Rolex, yacht, homard... Ces symboles du luxe qui ont coûté cher aux politiques
François de Rugy, ministre de la Transition écologique, est raillé après la publication par Mediapart de photos des dîners fastueux qu'il organisait lorsqu'il était président de l'Assemblée nationale.
"Moi je n'aime pas le homard, je n'en mange pas. J'ai une intolérance aux crustacés. Et on fait croire que c'est moi qui demande qu'on serve des homards ?" La tirade de François de Rugy, vendredi 12 juillet, sur BFMTV, passerait pour surréaliste si le ministre de la Transition écologique n'était pas, depuis deux jours, pris dans la polémique des dîners luxueux donnés à l'hôtel de Lassay lorsqu'il était président de l'Assemblée nationale.

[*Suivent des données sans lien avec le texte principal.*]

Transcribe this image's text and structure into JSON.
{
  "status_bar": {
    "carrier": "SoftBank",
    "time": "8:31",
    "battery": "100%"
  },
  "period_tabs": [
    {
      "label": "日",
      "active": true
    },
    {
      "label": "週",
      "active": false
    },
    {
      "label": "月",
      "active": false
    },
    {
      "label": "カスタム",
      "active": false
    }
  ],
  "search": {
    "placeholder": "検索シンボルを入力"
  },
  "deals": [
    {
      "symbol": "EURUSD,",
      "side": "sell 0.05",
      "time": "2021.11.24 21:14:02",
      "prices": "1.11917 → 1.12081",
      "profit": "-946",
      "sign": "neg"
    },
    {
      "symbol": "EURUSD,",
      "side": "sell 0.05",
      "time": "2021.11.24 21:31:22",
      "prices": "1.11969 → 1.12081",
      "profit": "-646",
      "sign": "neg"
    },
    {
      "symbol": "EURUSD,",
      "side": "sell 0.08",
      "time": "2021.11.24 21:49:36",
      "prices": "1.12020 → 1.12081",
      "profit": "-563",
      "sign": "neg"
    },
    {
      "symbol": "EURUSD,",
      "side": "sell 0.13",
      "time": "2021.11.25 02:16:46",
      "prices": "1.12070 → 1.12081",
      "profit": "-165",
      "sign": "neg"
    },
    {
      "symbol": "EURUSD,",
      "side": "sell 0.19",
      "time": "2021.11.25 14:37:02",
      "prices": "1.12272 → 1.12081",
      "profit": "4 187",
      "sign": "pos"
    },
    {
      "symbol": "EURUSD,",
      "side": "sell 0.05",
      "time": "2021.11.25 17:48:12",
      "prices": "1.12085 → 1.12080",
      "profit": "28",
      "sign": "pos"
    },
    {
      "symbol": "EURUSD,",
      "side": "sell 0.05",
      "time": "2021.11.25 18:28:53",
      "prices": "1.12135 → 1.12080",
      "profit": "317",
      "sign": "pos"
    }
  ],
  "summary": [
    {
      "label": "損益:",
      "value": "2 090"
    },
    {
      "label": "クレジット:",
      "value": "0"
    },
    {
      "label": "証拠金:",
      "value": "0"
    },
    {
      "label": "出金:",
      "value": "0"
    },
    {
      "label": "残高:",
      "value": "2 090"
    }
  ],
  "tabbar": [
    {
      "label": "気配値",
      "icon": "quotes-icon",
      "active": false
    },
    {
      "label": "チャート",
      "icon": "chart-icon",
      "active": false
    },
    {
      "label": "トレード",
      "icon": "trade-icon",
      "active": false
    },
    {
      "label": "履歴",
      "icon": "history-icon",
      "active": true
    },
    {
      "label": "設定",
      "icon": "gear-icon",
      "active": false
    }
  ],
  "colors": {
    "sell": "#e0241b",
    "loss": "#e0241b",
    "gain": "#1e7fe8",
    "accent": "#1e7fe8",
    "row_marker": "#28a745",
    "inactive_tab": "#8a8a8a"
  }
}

Et les homards géants des époux Rugy sont en passe de devenir irrémédiablement liés au nom du ministre, en témoigne l'accueil qu'il a reçu lors de son déplacement à Niort (Deux-Sèvres), où des manifestants ont brandi un gros crustacé gonflable... Un boulet qu'il lui sera difficile à faire oublier comme, en leur temps, le yacht de Bolloré sur lequel Nicolas Sarkozy avait digéré son élection à la présidence de la République, les cigares de l'ancien secrétaire d'Etat Christian Blanc ou encore les chaussures cirées de l'ancien conseiller élyséen Aquilino Morelle.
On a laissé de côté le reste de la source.